This topic is aimed to discuss two different problems:
- UBO with glBufferSubData is extremely slow
- sync objects seem to ignore that the buffer I would like to reuse is no longer in use by the GPU (same thing happens on Intel, but with somewhat different effects).
First of all, screenshots from the expected and actual results:
And some measurements on two different cards (I refer to the methods by their number):
Intel HD 4600:
1 - 23 fps
2 - 23 fps
3 - 7 fps
4 - 23 fps and the above bug (camera movement reveals that the missing meshes are drawn to the same place as the visible ones)
AMD R7 360:
1 - 103 fps
2 - 5 fps
3 - 46 fps
4 - 96 fps and the above bug (missing objects are flickering)
Repro source code: Dropbox - FOR_AMD_4.zip
I have two questions:
- why the (huge) difference between methods 2 and 3 wrt. to Intel/AMD?
- why are the other teapots missing in method 4 (unless I orphan, which drops performance again)
UPDATE: the missing teapots are due to frame queueing; can be easily fixed. However nVidia cards solve it naturally...
Hey Steven, thank you for your post.
4) sounds like a potential app issue, given the fact you're seeing glitched visuals on more than just one GL implementation. Have you tried running your application with debug callbacks enabled? They might help in this case.
As to the other perf difference question you raised, I do not really look after our GL stack so all I can do is to ask one of our GL engineers to get back to you with some further info, once they find some time to look into your case. Thanks.
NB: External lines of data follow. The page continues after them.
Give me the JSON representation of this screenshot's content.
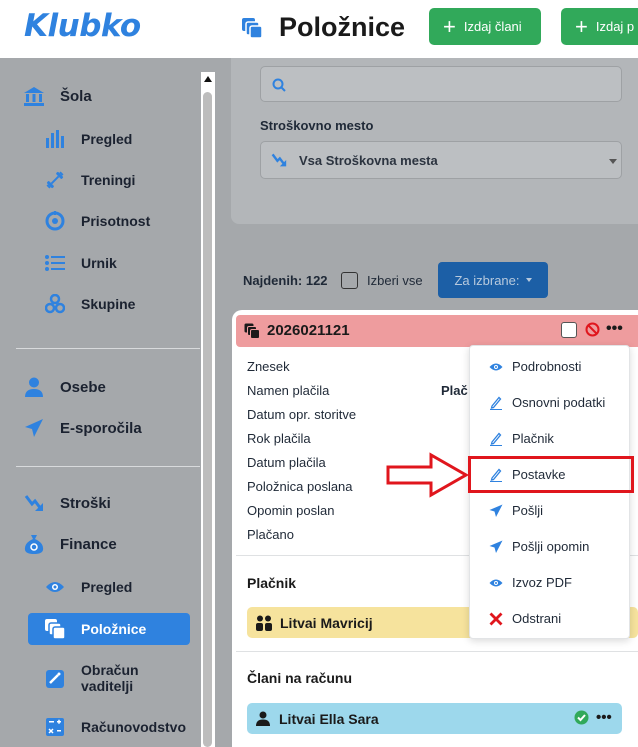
{
  "header": {
    "logo": "Klubko",
    "title": "Položnice",
    "btn_members": "Izdaj člani",
    "btn_payers": "Izdaj p"
  },
  "sidebar": {
    "school": {
      "label": "Šola",
      "items": [
        {
          "label": "Pregled",
          "icon": "bar-chart-icon"
        },
        {
          "label": "Treningi",
          "icon": "dumbbell-icon"
        },
        {
          "label": "Prisotnost",
          "icon": "attendance-icon"
        },
        {
          "label": "Urnik",
          "icon": "list-icon"
        },
        {
          "label": "Skupine",
          "icon": "groups-icon"
        }
      ]
    },
    "persons": "Osebe",
    "email": "E-sporočila",
    "costs": "Stroški",
    "finance": {
      "label": "Finance",
      "items": [
        {
          "label": "Pregled"
        },
        {
          "label": "Položnice"
        },
        {
          "label": "Obračun vaditelji"
        },
        {
          "label": "Računovodstvo"
        }
      ]
    }
  },
  "filters": {
    "cost_center_label": "Stroškovno mesto",
    "cost_center_value": "Vsa Stroškovna mesta"
  },
  "results": {
    "found": "Najdenih: 122",
    "select_all": "Izberi vse",
    "bulk_button": "Za izbrane:"
  },
  "invoice": {
    "number": "2026021121",
    "fields": [
      "Znesek",
      "Namen plačila",
      "Datum opr. storitve",
      "Rok plačila",
      "Datum plačila",
      "Položnica poslana",
      "Opomin poslan",
      "Plačano"
    ],
    "purpose_value_partial": "Plač",
    "payer_title": "Plačnik",
    "payer_name": "Litvai Mavricij",
    "members_title": "Člani na računu",
    "member_name": "Litvai Ella Sara"
  },
  "menu": {
    "items": [
      {
        "label": "Podrobnosti",
        "icon": "eye-icon"
      },
      {
        "label": "Osnovni podatki",
        "icon": "pencil-icon"
      },
      {
        "label": "Plačnik",
        "icon": "pencil-icon"
      },
      {
        "label": "Postavke",
        "icon": "pencil-icon"
      },
      {
        "label": "Pošlji",
        "icon": "send-icon"
      },
      {
        "label": "Pošlji opomin",
        "icon": "send-icon"
      },
      {
        "label": "Izvoz PDF",
        "icon": "eye-icon"
      },
      {
        "label": "Odstrani",
        "icon": "delete-icon"
      }
    ]
  },
  "colors": {
    "accent": "#2f82df",
    "green": "#31a95a",
    "highlight": "#e0161d",
    "invoice_header": "#ee9c9e",
    "payer_bg": "#f6e39d",
    "member_bg": "#9dd8ec"
  }
}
yes, 4) was an "app issue", because I didn't take frame queueing into account (the fix is pretty easy). However in an OpenGL app I shouldn't even be aware of frame queueing, and nVidia cards hide it pretty well (and the problem doesn't surface there).
Debug output doesn't work on AMD cards (perhaps you can tell me why...). It works tho on Intel but doesn't tell anything interesting. So far the only card where I saw debug output working was nVidia.
As far as I can tell, debug output generated via GL_KHR_debug is expected to work on our drivers, as we do support the extension and pass relevant conformance tests (see VK-GL-CTS/gl4cKHRDebugTests.cpp at bf297b8eec02e4cdfcbd399b33b720a81f81e5dd · KhronosGroup/VK-GL-CTS... ).
Well I query GL_ARB_debug_output and it returns 1 ... Is there a difference between that and KHR_debug? Because the former doesn't output anything to me in my real app (not in the test prog of course as I didn't implement the callback).